Stelplicht & Bewijslast (Archief)
Einde inhoudsopgave
Stelplicht & Bewijslast, commentaar op art. 7:272 BW:Schriftelijke toestemming van de woonruimtehuurder in de opzegging; beëindigingsvordering
Deze functie is alleen te gebruiken als je bent ingelogd.
Stelplicht & Bewijslast, commentaar op art. 7:272 BW
Schriftelijke toestemming van de woonruimtehuurder in de opzegging; beëindigingsvordering
mr. W.L. Valk, actueel t/m 25-11-2017
25-11-2017
01-08-2003 tot: -
mr. W.L. Valk
Stelplicht & Bewijslast, commentaar op art. 7:272 BW
Verbintenissenrecht / Schadevergoeding
Burgerlijk Wetboek Boek 7 artikel 272
Schriftelijke toestemming van de huurder in de opzegging; uitvoerbaarbijvoorraadverklaring (lid 1)
Opzegging overeenkomstig art. 7:271 BW doet de huurovereenkomst niet eindigen. Dat is, zo bepaalt art. 7:272 lid 1 BW, alleen anders indien de opzegging van de huurder afkomstig is, of — ingeval van opzegging door de verhuurder — de huurder schriftelijk in de beëindiging van de huurovereenkomst heeft toegestemd. Op grond van de hoofdregel van art. 150 Rv dient dus de partij die zich erop beroept dat een opzegging ertoe heeft geleid dat de huurovereenkomst is geëindigd, te stellen en zo nodig te bewijzen dat de verhuurder heeft opgezegd en dat de huurder schriftelijk in de beëindiging heeft toegestemd, dan wel dat de huurder heeft opgezegd. Die partij kan zowel de verhuurder zijn (bijvoorbeeld als de huurder toegang tot het gehuurde vordert en de verhuurder zich erop beroept dat de overeenkomst door opzegging is geëindigd) als de huurder (bijvoorbeeld als de verhuurder betaling van huurpenningen vordert en de huurder zich erop beroept dat de overeenkomst door opzegging is geëindigd).
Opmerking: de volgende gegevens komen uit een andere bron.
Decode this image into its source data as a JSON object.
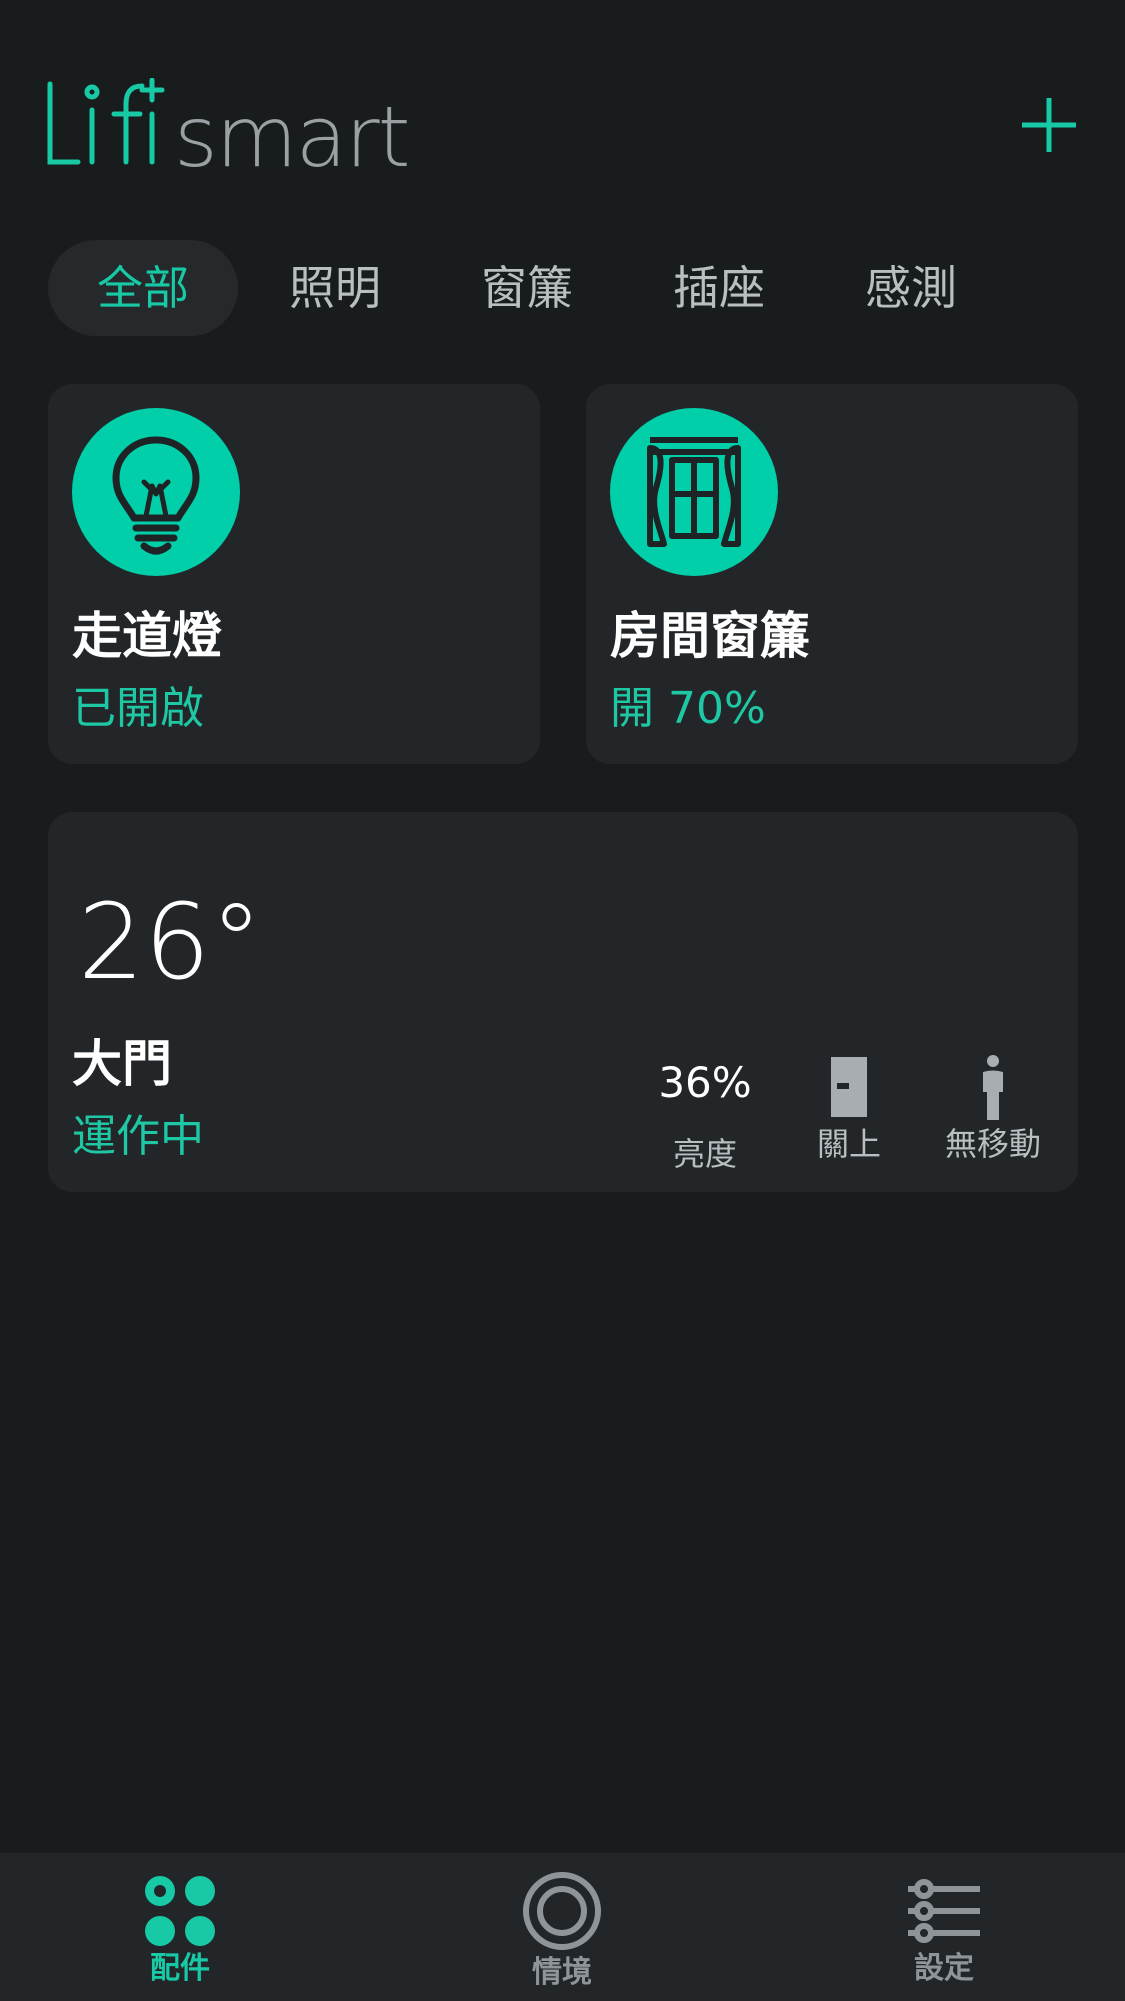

Het slot van de bepaling richt zich tot de rechter, in die zin dat uitvoerbaarbijvoorraadverklaring van een eventueel beëindigingsvonnis niet toegelaten is. Vragen van stelplicht en bewijslast lijken zich in dit verband niet voor te doen.
Beëindigingsvordering door de verhuurder (lid 2)
Een beëindigingsvordering van de verhuurder veronderstelt volgens lid 2 dat hij niet binnen zes weken na de opzegging van de huurder een schriftelijke mededeling heeft ontvangen dat hij in de beëindiging van de huurovereenkomst toestemt. Uit de wetsgeschiedenis volgt echter dat van een vereiste voor het kunnen instellen van de vordering niet werkelijk sprake is: de verhuurder die reeds binnen de termijn van zes weken een beëindigingsvordering instelt, zal op proces-economische gronden niet niet-ontvankelijk worden verklaard, maar loopt slechts het risico dat de rechter de proceskosten te zijnen laste brengt als de huurder alsnog binnen de termijn in de beëindiging toestemt.1 Uit een en ander volgt dat op de verhuurder in dit verband geen stelplicht rust.
Voetnoten
1.
MvT, Kamerstukken II 1999/2000, 26932, 3, p. 5. Vgl. Van der Hoek, T&C Burgerlijk Wetboek, art. 7:272 BW, aant. 5.